Experiments with Binarized Neural Networks in Pytorch.
The code provides a clean implementation of Binned Neural Networks with a custom CUDA kernel for the forward pass. It incorporates the main ideas introduced in Binarized Neural Networks paper.
The only layer available at the moment is BinaryLinear
, which is a
binarized version of torch.nn.Linear
. The optimized forward pass kernel
is available via the use_xnor_kernel
argument.
The code requires CUDA 10.2+.
- Install the Python dependencies:
pip install -r requirements.txt
- Install the optimized forward pass CUDA kernel for the
BinaryLinear
:
cd cuda && pip install .
If this fails, you can try to explicitly specify the compiler you want to use via the CXX
environment variable:
CXX=g++ pip install .
experiments/mnist_mlp.py contains an example experiment with an MLP network on the MNIST dataset.

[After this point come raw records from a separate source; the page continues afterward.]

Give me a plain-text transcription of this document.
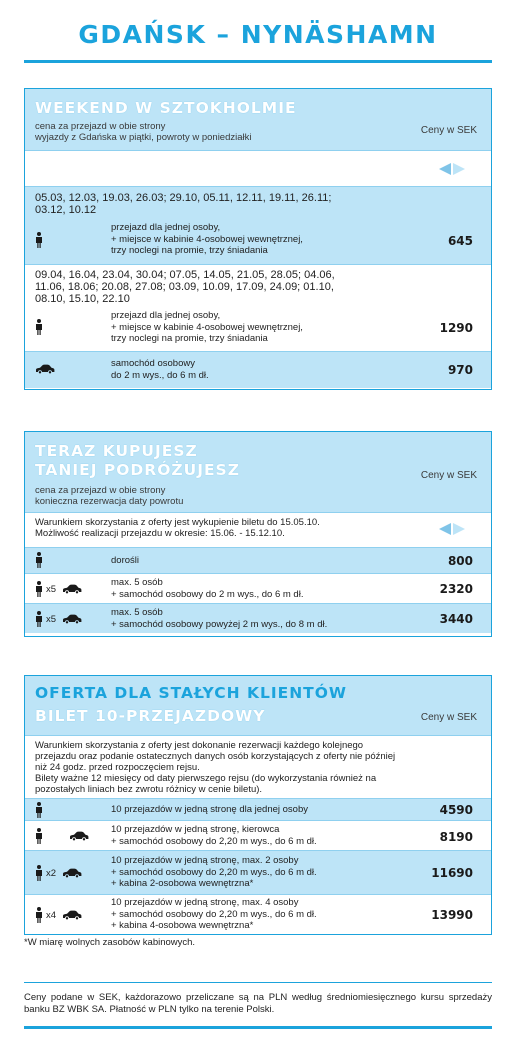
GDAŃSK – NYNÄSHAMN
WEEKEND W SZTOKHOLMIE
cena za przejazd w obie strony
wyjazdy z Gdańska w piątki, powroty w poniedziałki
Ceny w SEK
05.03, 12.03, 19.03, 26.03; 29.10, 05.11, 12.11, 19.11, 26.11;
03.12, 10.12
przejazd dla jednej osoby,
+ miejsce w kabinie 4-osobowej wewnętrznej,
trzy noclegi na promie, trzy śniadania
645
09.04, 16.04, 23.04, 30.04; 07.05, 14.05, 21.05, 28.05; 04.06,
11.06, 18.06; 20.08, 27.08; 03.09, 10.09, 17.09, 24.09; 01.10,
08.10, 15.10, 22.10
przejazd dla jednej osoby,
+ miejsce w kabinie 4-osobowej wewnętrznej,
trzy noclegi na promie, trzy śniadania
1290
samochód osobowy
do 2 m wys., do 6 m dł.	970
TERAZ KUPUJESZ
TANIEJ PODRÓŻUJESZ
cena za przejazd w obie strony
konieczna rezerwacja daty powrotu
Ceny w SEK
Warunkiem skorzystania z oferty jest wykupienie biletu do 15.05.10.
Możliwość realizacji przejazdu w okresie: 15.06. - 15.12.10.
dorośli	800
x5
max. 5 osób
+ samochód osobowy do 2 m wys., do 6 m dł.	2320
x5
max. 5 osób
+ samochód osobowy powyżej 2 m wys., do 8 m dł.	3440
OFERTA DLA STAŁYCH KLIENTÓW
BILET 10-PRZEJAZDOWY	Ceny w SEK
Warunkiem skorzystania z oferty jest dokonanie rezerwacji każdego kolejnego
przejazdu oraz podanie ostatecznych danych osób korzystających z oferty nie później
niż 24 godz. przed rozpoczęciem rejsu.
Bilety ważne 12 miesięcy od daty pierwszego rejsu (do wykorzystania również na
pozostałych liniach bez zwrotu różnicy w cenie biletu).
10 przejazdów w jedną stronę dla jednej osoby	4590
10 przejazdów w jedną stronę, kierowca
+ samochód osobowy do 2,20 m wys., do 6 m dł.	8190
x2
10 przejazdów w jedną stronę, max. 2 osoby
+ samochód osobowy do 2,20 m wys., do 6 m dł.
+ kabina 2-osobowa wewnętrzna*
11690
x4
10 przejazdów w jedną stronę, max. 4 osoby
+ samochód osobowy do 2,20 m wys., do 6 m dł.
+ kabina 4-osobowa wewnętrzna*
13990
*W miarę wolnych zasobów kabinowych.
Ceny podane w SEK, każdorazowo przeliczane są na PLN według średniomiesięcznego kursu sprzedaży banku BZ WBK SA. Płatność w PLN tylko na terenie Polski.
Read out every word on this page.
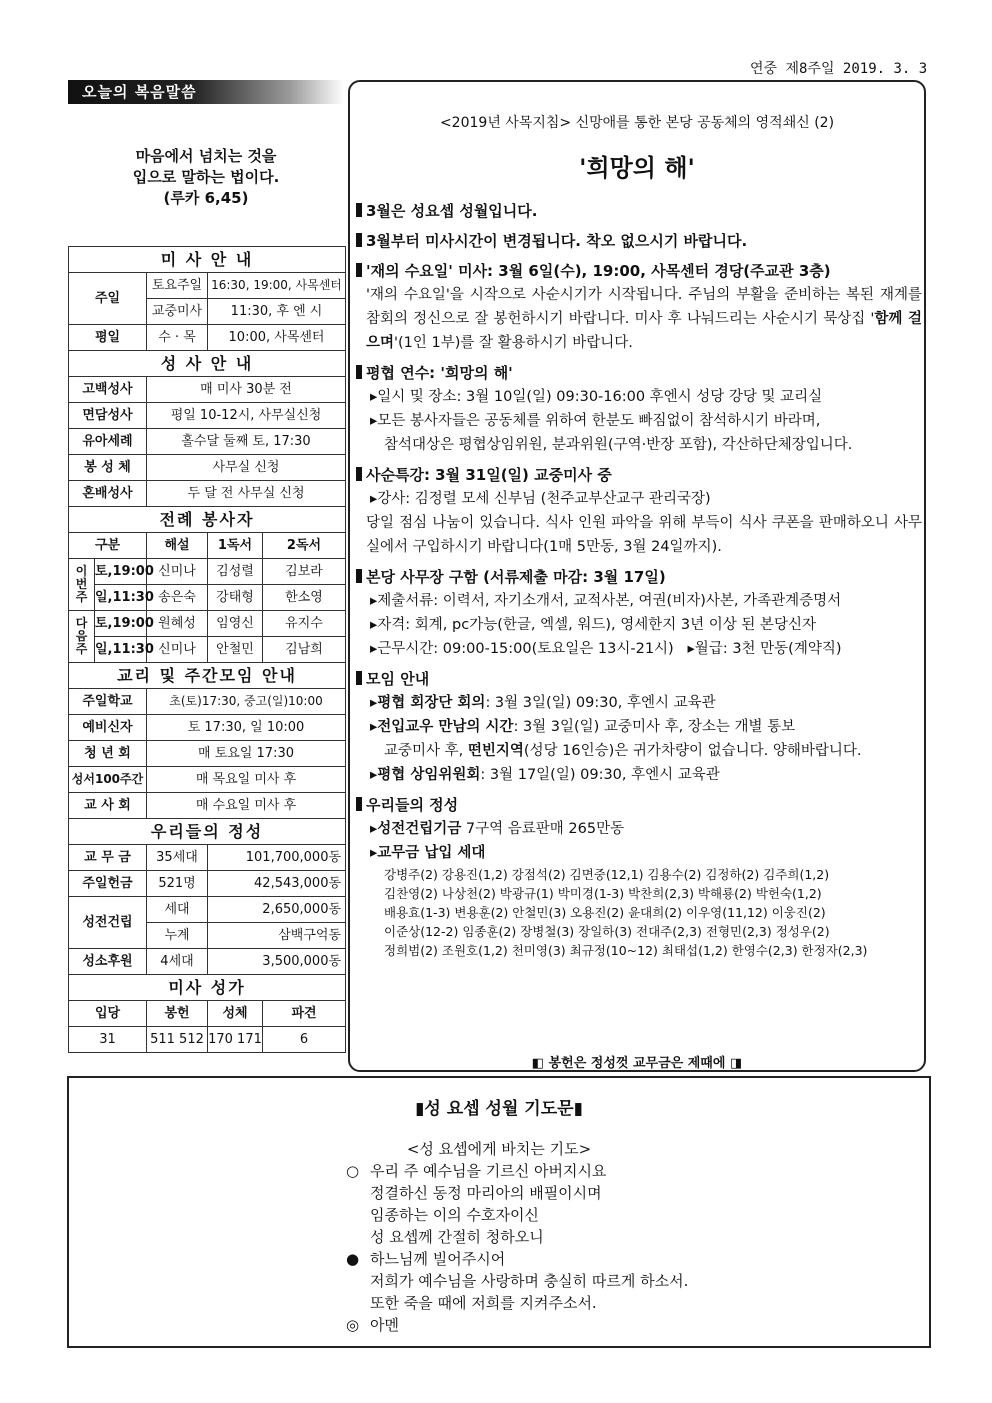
연중 제8주일 2019. 3. 3
오늘의 복음말씀
마음에서 넘치는 것을
입으로 말하는 법이다.
(루카 6,45)
미 사 안 내				
주일		토요주일	16:30, 19:00, 사목센터	
		교중미사	11:30, 후 엔 시	
평일		수 · 목	10:00, 사목센터	
성 사 안 내				
고백성사		매 미사 30분 전		
면담성사		평일 10-12시, 사무실신청		
유아세례		홀수달 둘째 토, 17:30		
봉 성 체		사무실 신청		
혼배성사		두 달 전 사무실 신청		
전례 봉사자				
구분		해설	1독서	2독서
이번주	토,19:00	신미나	김성렬	김보라
	일,11:30	송은숙	강태형	한소영
다음주	토,19:00	원혜성	임영신	유지수
	일,11:30	신미나	안철민	김남희
교리 및 주간모임 안내				
주일학교		초(토)17:30, 중고(일)10:00		
예비신자		토 17:30, 일 10:00		
청 년 회		매 토요일 17:30		
성서100주간		매 목요일 미사 후		
교 사 회		매 수요일 미사 후		
우리들의 정성				
교 무 금		35세대	101,700,000동	
주일헌금		521명	42,543,000동	
성전건립		세대	2,650,000동	
		누계	삼백구억동	
성소후원		4세대	3,500,000동	
미사 성가				
입당		봉헌	성체	파견
31		511 512	170 171	6
<2019년 사목지침> 신망애를 통한 본당 공동체의 영적쇄신 (2)
'희망의 해'
3월은 성요셉 성월입니다.
3월부터 미사시간이 변경됩니다. 착오 없으시기 바랍니다.
'재의 수요일' 미사: 3월 6일(수), 19:00, 사목센터 경당(주교관 3층)
'재의 수요일'을 시작으로 사순시기가 시작됩니다. 주님의 부활을 준비하는 복된 재계를 참회의 정신으로 잘 봉헌하시기 바랍니다. 미사 후 나눠드리는 사순시기 묵상집 '함께 걸으며'(1인 1부)를 잘 활용하시기 바랍니다.
평협 연수: '희망의 해'
▸일시 및 장소: 3월 10일(일) 09:30-16:00 후엔시 성당 강당 및 교리실
▸모든 봉사자들은 공동체를 위하여 한분도 빠짐없이 참석하시기 바라며,
참석대상은 평협상임위원, 분과위원(구역·반장 포함), 각산하단체장입니다.
사순특강: 3월 31일(일) 교중미사 중
▸강사: 김정렬 모세 신부님 (천주교부산교구 관리국장)
당일 점심 나눔이 있습니다. 식사 인원 파악을 위해 부득이 식사 쿠폰을 판매하오니 사무실에서 구입하시기 바랍니다(1매 5만동, 3월 24일까지).
본당 사무장 구함 (서류제출 마감: 3월 17일)
▸제출서류: 이력서, 자기소개서, 교적사본, 여권(비자)사본, 가족관계증명서
▸자격: 회계, pc가능(한글, 엑셀, 워드), 영세한지 3년 이상 된 본당신자
▸근무시간: 09:00-15:00(토요일은 13시-21시)   ▸월급: 3천 만동(계약직)
모임 안내
▸평협 회장단 회의: 3월 3일(일) 09:30, 후엔시 교육관
▸전입교우 만남의 시간: 3월 3일(일) 교중미사 후, 장소는 개별 통보
교중미사 후, 떤빈지역(성당 16인승)은 귀가차량이 없습니다. 양해바랍니다.
▸평협 상임위원회: 3월 17일(일) 09:30, 후엔시 교육관
우리들의 정성
▸성전건립기금 7구역 음료판매 265만동
▸교무금 납입 세대
강병주(2) 강용진(1,2) 강점석(2) 김면중(12,1) 김용수(2) 김정하(2) 김주희(1,2)
김찬영(2) 나상천(2) 박광규(1) 박미경(1-3) 박찬희(2,3) 박해룡(2) 박헌숙(1,2)
배용효(1-3) 변용훈(2) 안철민(3) 오용진(2) 윤대희(2) 이우영(11,12) 이웅진(2)
이준상(12-2) 임종훈(2) 장병철(3) 장일하(3) 전대주(2,3) 전형민(2,3) 정성우(2)
정희범(2) 조원호(1,2) 천미영(3) 최규정(10~12) 최태섭(1,2) 한영수(2,3) 한정자(2,3)
◧ 봉헌은 정성껏 교무금은 제때에 ◨
▮성 요셉 성월 기도문▮
<성 요셉에게 바치는 기도>
○ 우리 주 예수님을 기르신 아버지시요
정결하신 동정 마리아의 배필이시며
임종하는 이의 수호자이신
성 요셉께 간절히 청하오니
● 하느님께 빌어주시어
저희가 예수님을 사랑하며 충실히 따르게 하소서.
또한 죽을 때에 저희를 지켜주소서.
◎ 아멘
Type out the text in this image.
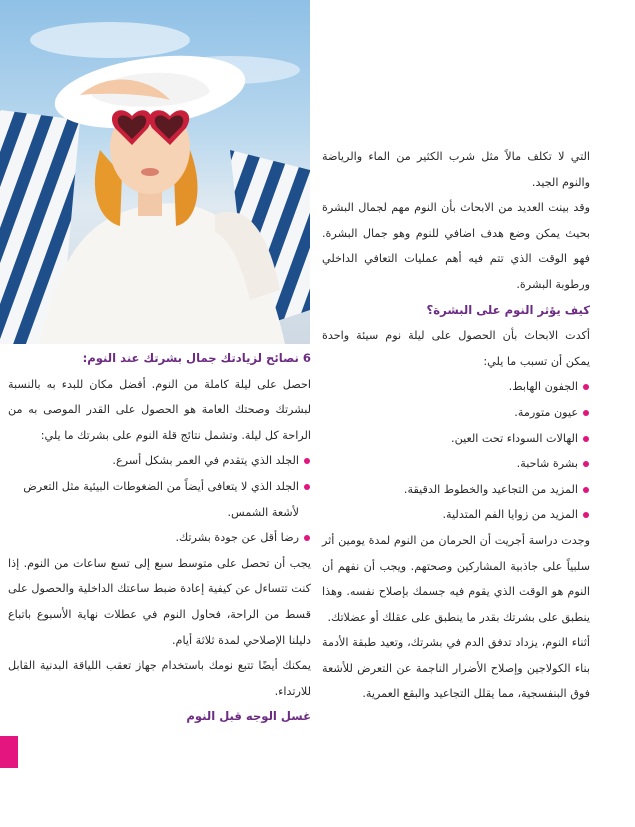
التي لا تكلف مالاً مثل شرب الكثير من الماء والرياضة والنوم الجيد.

وقد بينت العديد من الابحاث بأن النوم مهم لجمال البشرة بحيث يمكن وضع هدف اضافي للنوم وهو جمال البشرة. فهو الوقت الذي تتم فيه أهم عمليات التعافي الداخلي ورطوبة البشرة.

كيف يؤثر النوم على البشرة؟

أكدت الابحاث بأن الحصول على ليلة نوم سيئة واحدة يمكن أن تسبب ما يلي:

الجفون الهابط.
عيون متورمة.
الهالات السوداء تحت العين.
بشرة شاحبة.
المزيد من التجاعيد والخطوط الدقيقة.
المزيد من زوايا الفم المتدلية.

وجدت دراسة أجريت أن الحرمان من النوم لمدة يومين أثر سلبياً على جاذبية المشاركين وصحتهم. ويجب أن نفهم أن النوم هو الوقت الذي يقوم فيه جسمك بإصلاح نفسه. وهذا ينطبق على بشرتك بقدر ما ينطبق على عقلك أو عضلاتك.

أثناء النوم، يزداد تدفق الدم في بشرتك، وتعيد طبقة الأدمة بناء الكولاجين وإصلاح الأضرار الناجمة عن التعرض للأشعة فوق البنفسجية، مما يقلل التجاعيد والبقع العمرية.

6 نصائح لزيادتك جمال بشرتك عند النوم:

احصل على ليلة كاملة من النوم. أفضل مكان للبدء به بالنسبة لبشرتك وصحتك العامة هو الحصول على القدر الموصى به من الراحة كل ليلة. وتشمل نتائج قلة النوم على بشرتك ما يلي:

الجلد الذي يتقدم في العمر بشكل أسرع.
الجلد الذي لا يتعافى أيضاً من الضغوطات البيئية مثل التعرض لأشعة الشمس.
رضا أقل عن جودة بشرتك.

يجب أن تحصل على متوسط سبع إلى تسع ساعات من النوم. إذا كنت تتساءل عن كيفية إعادة ضبط ساعتك الداخلية والحصول على قسط من الراحة، فحاول النوم في عطلات نهاية الأسبوع باتباع دليلنا الإصلاحي لمدة ثلاثة أيام.

يمكنك أيضًا تتبع نومك باستخدام جهاز تعقب اللياقة البدنية القابل للارتداء.

غسل الوجه قبل النوم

Benchmarks were run on Intel(R) Core(TM) i7-9750H CPU @ 2.60GHz
/ GeForce GTX 1650 Mobile
.
The custom CUDA XNOR kernel was compared to the cuBLAS kernel on the following problems:
- (8196, 8916) x (8196, 8916) matrix multiplication
- MLP ((4096, 4096, 4096) hidden units) inference on the MNIST test set (batch size = 100); first layer and softmax projection layers were not binarized
Each experiment was repeated 100 times with torch.utils.benchmark
.
Problem | cuBLAS | XNOR |
---|---|---|
Matrix Multiplication | 425.21 ms | 155.33 ms |
MLP on MNIST test | 772.96 ms | 690.84 ms |
The full report is available in the experiments
folder.
Benchmarks were created using experiments/benchmark.py.